# Fact check: Do high rated keepers perform worse than low rated keepers?

Our good friend Arlington69 has published yet another statistic. This time, he claims to have evidence that high rated keepers perform worse than low rated keepers. As always, we did the fact checking.

## The Claim

In a recent post, Arlington69 presents the results of an experiment aimed at testing how high rated keepers perform relative to lower rated keepers. The results are for some reason reported separately for various time intervals of the matches that went into the experiment.

Arlington69 has made two samples: The first sample contains matches, where the opponent keeper was rated 92+. The other contained matches where the opponent keeper was rated <92.

He finds that his ability to score goals (goals per Shot on Target) in some time intervals is better when the keeper is rated above 92.

He also did some statistical significance testing, and was able to confirm that the difference in the 76th to 90th minute interval is statistically significant.

The below is a representation of the main part of Arlington69’s statistic.

Interval (minutes) | G / SoT % (92+ Keepers) | G / SoT % (<92 Keepers) | Difference |

0-15 | 34% | 37% | -3% |

16-30 | 38% | 37% | 1% |

31-45 | 40% | 40% | 0% |

46-60 | 35% | 38% | -3% |

61-75 | 42% | 40% | 2% |

76-90 | 47% | 41% | 7% |

Total |
40% |
39% |
1% |

We assume that the results above are meant to support earlier claims made by Arlington69 about handicapping. In an earlier post, Arlington69 writes that he believes that EA has implemented *“handicapping stopping the highest [rated players from] performing to their potential”* and that there is a *“trend for the game to favour the losing team”*, meaning that *“the better team plays worse and the worse team plays better”*.

So, did Arlington69 manage to prove that EA handicaps players with high rated teams?

## Criticism

It is undisputed that the 7 % difference between the <92 and 92+ keepers observed above is statistically significant (95 % confidence level). But statistical significance isn’t evidence of causality, and even less so, handicapping or whatever claim Arlington69 is trying to prove.
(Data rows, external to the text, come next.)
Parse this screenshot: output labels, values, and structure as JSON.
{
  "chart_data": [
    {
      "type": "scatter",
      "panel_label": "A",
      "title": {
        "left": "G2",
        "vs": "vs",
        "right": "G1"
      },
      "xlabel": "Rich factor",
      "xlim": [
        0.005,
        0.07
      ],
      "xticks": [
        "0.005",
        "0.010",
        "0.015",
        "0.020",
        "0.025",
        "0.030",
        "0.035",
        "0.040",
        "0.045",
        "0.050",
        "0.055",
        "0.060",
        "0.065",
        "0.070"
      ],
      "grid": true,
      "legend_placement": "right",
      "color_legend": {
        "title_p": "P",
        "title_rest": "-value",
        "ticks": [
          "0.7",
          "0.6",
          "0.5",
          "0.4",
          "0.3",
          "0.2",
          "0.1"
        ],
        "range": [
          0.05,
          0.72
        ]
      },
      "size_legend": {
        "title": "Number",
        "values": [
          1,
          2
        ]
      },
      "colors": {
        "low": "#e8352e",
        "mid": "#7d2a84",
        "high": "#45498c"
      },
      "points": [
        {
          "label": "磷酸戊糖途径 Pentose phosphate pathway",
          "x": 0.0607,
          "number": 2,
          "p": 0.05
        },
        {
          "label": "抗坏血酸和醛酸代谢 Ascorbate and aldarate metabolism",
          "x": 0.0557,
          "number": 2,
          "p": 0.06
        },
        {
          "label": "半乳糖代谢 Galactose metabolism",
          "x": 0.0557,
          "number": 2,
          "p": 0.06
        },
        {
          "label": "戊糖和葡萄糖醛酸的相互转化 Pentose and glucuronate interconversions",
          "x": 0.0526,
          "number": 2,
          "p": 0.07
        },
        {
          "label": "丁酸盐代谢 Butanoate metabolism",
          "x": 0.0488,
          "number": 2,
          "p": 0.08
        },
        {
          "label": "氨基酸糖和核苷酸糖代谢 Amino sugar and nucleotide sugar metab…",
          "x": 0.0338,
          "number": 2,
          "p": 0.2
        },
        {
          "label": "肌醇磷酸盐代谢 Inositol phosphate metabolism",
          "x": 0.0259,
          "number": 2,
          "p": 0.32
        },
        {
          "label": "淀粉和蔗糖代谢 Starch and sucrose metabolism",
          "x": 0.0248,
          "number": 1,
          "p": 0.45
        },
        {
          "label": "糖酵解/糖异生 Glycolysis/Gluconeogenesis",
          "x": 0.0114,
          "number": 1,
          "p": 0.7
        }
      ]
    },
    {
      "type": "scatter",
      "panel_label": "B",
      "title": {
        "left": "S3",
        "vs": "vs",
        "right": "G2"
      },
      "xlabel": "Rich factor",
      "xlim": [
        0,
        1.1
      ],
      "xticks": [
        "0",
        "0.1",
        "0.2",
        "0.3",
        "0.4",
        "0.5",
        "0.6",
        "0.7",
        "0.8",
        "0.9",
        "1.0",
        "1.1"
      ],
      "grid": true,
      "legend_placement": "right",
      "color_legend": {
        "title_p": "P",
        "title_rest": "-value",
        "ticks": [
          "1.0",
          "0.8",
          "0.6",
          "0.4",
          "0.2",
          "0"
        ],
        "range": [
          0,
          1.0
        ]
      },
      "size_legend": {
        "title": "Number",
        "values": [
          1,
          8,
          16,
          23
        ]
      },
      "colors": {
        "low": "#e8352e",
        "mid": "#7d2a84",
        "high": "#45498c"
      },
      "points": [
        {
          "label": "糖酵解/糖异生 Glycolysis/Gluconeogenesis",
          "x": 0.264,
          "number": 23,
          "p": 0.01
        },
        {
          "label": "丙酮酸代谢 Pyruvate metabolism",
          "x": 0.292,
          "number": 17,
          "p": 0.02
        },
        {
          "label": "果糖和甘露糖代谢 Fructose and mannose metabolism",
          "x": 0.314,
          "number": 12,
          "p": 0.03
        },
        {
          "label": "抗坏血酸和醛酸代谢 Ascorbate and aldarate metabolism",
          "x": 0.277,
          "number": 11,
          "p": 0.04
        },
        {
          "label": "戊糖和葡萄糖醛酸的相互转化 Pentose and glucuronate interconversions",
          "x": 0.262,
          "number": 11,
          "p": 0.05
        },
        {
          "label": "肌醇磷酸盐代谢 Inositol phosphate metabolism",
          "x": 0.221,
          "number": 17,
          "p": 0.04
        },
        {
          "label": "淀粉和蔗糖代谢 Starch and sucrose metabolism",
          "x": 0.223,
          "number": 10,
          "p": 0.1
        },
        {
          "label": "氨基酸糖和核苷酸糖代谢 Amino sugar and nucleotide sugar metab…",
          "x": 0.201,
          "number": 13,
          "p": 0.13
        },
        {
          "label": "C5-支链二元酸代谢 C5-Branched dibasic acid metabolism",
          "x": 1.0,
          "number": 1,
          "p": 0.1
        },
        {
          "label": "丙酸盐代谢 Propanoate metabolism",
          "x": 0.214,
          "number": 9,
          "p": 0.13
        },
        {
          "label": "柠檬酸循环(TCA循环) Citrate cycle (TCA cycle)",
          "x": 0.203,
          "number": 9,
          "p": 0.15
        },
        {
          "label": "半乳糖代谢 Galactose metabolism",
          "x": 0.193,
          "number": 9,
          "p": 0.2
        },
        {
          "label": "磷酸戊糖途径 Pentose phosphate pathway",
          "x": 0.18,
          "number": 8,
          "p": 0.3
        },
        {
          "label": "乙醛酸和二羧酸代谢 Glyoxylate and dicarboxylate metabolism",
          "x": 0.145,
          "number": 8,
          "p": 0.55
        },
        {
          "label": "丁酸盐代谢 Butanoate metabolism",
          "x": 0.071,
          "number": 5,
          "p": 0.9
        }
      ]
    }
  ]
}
And further, it is difficult to see how these results would fit with Arlington69’s earlier claims about handicapping. When you look at the total set of data rather than cherry picking between the time intervals, the difference is small and clearly insignificant.

In all fairness, Arlington69 doesn’t actually claim that these results support his earlier claims about handicapping. Instead, he has moved on to a slightly modified version of his earlier handicapping claim: Now, the game only handicaps the better team in the 76-90th minute but not in the rest of the match. He doesn’t explain why that would make sense.

The absence of a meaningful rationale is a good reason to question whether the alleged correlation between keeper rating and scoring ability perhaps could be a coincidence. And when we look closely at the significance test, that suspicion becomes even more nagging.

Arlington69 made a Z-test, and found the result to be statistically significant with 95 % certainty. This means that there is 5 % probability that the observed correlation is a coincidence. Below, we calculated the Z-value using (a) the actual numbers and (b) for the same number, but having the reduced the number of goals scored against 92+ keepers from 112 to 111. That tiny change is sufficient to change the conclusion from significant to *in*significant.

### Sample sizes

Speaking of significance, the conclusion obviously depends on the sample sizes as demonstrated by the formula above. Arlington69’s significance test is based on the assumption that the sizes of the two samples are given by number of shots on goal, cf. the table below.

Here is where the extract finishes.